Thanks for pointing that out to avoid confusion.



This patch updates the device tree in arch_fixup_fdt() which
is common for all booting commands. As a result, the DT
modification doesn't require any efi related arch specific
functions and all DT related modifications are contained at
one place. However, the hart id node will be available for
Linux even if the kernel is booted using


bootm command.


If that is not acceptable, we can always move the code to an
efi specific function.


Does a related Linux patch already exist?


Yes. But in my local tree ;). It will be included in RISC-V EFI stub
support series which I am planning to post in a couple of days.



How about EDK2?



RISC-V is not supported at all yet in EDK2.
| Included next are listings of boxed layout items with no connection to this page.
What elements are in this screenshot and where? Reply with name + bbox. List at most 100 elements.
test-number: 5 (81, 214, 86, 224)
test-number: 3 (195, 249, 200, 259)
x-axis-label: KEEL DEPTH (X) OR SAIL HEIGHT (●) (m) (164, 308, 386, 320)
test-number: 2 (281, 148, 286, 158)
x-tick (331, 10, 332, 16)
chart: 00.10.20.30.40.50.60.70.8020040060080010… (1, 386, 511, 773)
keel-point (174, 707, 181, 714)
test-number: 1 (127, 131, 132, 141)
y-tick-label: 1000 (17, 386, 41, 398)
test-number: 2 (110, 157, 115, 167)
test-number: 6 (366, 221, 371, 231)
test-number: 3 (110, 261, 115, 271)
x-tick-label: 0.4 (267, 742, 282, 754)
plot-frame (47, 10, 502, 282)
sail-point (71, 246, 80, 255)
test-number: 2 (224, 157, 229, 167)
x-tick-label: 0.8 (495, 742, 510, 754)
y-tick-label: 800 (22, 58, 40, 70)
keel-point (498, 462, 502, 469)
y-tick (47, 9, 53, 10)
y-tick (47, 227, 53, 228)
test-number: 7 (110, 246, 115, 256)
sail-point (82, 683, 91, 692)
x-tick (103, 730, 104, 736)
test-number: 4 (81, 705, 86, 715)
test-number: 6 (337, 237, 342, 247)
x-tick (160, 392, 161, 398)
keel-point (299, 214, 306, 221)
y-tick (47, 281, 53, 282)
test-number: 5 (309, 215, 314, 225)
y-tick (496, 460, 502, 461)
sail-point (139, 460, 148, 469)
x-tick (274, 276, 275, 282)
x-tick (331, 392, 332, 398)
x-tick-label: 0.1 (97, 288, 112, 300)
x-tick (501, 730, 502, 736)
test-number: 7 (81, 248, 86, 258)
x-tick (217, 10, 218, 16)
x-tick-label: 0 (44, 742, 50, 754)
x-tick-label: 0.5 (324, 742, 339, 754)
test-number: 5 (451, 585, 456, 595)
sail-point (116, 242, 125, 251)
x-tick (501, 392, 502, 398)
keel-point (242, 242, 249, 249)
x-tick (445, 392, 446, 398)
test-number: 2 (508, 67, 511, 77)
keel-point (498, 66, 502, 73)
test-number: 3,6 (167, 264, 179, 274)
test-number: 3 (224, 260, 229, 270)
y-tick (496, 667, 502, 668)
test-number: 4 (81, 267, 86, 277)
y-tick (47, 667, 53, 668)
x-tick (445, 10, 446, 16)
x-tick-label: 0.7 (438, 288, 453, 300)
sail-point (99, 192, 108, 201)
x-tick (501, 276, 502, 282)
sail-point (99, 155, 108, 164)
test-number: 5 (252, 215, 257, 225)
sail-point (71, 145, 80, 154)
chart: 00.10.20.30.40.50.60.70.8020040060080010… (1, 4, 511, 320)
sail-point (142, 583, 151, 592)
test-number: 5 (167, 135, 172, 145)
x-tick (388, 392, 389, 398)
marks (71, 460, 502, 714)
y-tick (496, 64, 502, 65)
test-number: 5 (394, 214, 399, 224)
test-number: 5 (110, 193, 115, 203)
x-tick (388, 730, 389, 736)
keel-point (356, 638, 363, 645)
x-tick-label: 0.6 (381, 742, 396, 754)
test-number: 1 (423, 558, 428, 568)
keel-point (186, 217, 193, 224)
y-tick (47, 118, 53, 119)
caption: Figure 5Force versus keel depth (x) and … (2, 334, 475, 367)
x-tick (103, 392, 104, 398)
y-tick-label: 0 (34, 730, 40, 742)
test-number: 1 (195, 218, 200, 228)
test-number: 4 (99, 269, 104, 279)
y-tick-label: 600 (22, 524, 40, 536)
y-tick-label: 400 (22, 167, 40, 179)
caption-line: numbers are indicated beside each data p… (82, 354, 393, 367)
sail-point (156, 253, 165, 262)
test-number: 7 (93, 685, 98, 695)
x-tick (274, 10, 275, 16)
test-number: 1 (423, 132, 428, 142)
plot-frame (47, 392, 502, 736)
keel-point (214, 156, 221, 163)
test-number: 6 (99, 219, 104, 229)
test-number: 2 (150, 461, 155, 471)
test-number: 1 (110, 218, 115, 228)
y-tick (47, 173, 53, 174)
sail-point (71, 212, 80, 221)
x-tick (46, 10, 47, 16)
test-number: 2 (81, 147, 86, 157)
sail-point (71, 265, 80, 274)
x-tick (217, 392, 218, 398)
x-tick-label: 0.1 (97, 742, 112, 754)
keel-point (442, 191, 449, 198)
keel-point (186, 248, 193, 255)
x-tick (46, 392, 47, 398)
The EDK2 patches are out there and reviewed. I guess it will be
available in mainline EDK2 pretty soon.


Yes, currently we are working on edk2 CI testing for RISCV64 arch.  We


hope edk2 RISC-V port could be in mainstream in Mar.


Excellent! Is this core support? Or do you have a platform implemented as
well that can be upstreamed?


Yes we do have platform implementations to be upstreamed, below is the latest status of RISC-V edk2 port. We will have to update status later because we just merged OpenSBI tag 0.6 to edk2 RISC-V.
https://github.com/riscv/riscv-uefi-edk2-docs



Good to know! I saw some patches going by on the mailing list, but it
is hard to derive the current state of affairs from that.

I'm glad to see you did not make the same mistake we made on ARM and
omit the PEI phase entirely.

What I did notice is the use of APRIORI PEI and APRIORI DXE sections
in your platform descriptions. I recommend you try to avoid that, as
it is a maintenance burden going forward: instead, please use dummy
protocols and NULL library class resolutions if you need to make
generic components depend on platform specific protocols. Also, please
document this - the APRIORI section does not explain *why* you have to
circumvent the ordinary dependency tree based module dispatch.